APCo filed its net metering proposal on August 30, 2024. APCo proposed to close its current net metering tariff and to implement a new program for all future customers. APCo’s current tariff is designated Rider N.M.S. The new proposal, designated Rider N.M.S. II, would provide credits to net metering customers based on the energy produced by a customer-generator’s system. However, while Rider N.M.S. provides a monthly credit equal to the utility’s full retail rate, the new program would compensate customers based on a lower “avoided cost rate.” APCo states that the new structure “will ensure appropriate crediting to customer-generators for the energy delivered to the grid while minimizing cost-shifting to non-participating electric utility customers.”
The SCC held an evidentiary hearing between May 20 and May 22, 2025. Several intervening parties, representing consumer, environmental, and renewable energy advocates, opposed APCo’s proposal.

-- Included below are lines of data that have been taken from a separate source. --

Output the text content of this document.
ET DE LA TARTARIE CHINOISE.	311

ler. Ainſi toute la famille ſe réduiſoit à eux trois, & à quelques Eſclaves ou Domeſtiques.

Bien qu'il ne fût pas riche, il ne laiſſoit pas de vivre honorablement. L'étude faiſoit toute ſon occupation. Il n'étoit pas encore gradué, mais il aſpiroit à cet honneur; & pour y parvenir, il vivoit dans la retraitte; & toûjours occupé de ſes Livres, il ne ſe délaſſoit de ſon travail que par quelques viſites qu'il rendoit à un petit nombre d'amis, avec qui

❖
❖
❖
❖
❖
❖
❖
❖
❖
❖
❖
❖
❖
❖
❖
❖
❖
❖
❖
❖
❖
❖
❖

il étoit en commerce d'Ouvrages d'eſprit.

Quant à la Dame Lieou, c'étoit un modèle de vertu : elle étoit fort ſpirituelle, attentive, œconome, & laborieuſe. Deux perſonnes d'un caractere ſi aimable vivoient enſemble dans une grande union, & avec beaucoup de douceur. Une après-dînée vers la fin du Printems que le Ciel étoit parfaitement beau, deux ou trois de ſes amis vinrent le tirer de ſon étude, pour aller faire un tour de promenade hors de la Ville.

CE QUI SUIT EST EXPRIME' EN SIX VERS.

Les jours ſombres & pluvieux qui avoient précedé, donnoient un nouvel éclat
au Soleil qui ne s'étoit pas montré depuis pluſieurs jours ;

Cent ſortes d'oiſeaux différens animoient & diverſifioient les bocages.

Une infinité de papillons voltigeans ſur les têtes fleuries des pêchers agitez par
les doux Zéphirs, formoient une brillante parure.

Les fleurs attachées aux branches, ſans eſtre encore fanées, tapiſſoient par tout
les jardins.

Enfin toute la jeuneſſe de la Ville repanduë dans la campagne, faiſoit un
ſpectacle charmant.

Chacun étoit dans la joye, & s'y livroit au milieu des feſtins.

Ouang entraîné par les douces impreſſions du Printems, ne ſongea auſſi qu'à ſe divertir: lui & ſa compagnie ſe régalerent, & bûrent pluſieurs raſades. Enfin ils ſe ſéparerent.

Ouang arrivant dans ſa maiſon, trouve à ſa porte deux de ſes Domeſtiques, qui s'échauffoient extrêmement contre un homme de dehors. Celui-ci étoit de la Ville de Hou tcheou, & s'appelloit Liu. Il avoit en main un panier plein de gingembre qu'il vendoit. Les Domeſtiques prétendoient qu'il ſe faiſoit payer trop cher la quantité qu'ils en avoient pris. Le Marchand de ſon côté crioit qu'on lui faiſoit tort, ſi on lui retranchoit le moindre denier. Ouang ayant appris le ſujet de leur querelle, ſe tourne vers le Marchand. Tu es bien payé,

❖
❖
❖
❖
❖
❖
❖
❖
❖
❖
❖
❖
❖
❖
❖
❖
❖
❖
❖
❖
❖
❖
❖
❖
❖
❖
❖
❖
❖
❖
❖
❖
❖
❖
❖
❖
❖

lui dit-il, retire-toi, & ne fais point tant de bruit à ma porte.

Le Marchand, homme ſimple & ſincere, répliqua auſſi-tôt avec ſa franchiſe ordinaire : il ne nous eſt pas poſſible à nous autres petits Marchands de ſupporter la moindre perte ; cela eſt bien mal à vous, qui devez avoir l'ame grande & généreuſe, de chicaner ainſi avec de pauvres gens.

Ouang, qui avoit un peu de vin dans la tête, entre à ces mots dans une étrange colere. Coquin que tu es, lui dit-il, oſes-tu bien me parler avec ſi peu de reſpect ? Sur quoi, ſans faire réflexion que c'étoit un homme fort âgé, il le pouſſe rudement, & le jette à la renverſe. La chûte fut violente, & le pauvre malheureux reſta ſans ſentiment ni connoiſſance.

The SCC Staff also argued that no changes to APCo’s net metering program are warranted at this time.
The SCC published a final order on August 29. The SCC approved a lower credit rate for excess net metered generation – i.e., generation that exceeds the customer’s usage – that is fed back to the electric grid. The order, however, denied APCo’s request to implement “real-time netting.” The Commission’s order confirmed that “the amount of generation that is produced by an eligible customer-generator “over the [12-month] net metering period” and which is not “fed back to the electric grid” is to be effectively compensated at the applicable retail rate. Any net excess generation that is “fed back to the electric grid” as measured over the course of the 12-month net metering period shall be compensated at the avoided cost rate [as proposed by APCo].”
APCo was directed to file revised tariff sheets to comply with the final order. The Commission’s order and all related filings are available in the SCC’s online docket for Case No. PUR-2024-00161.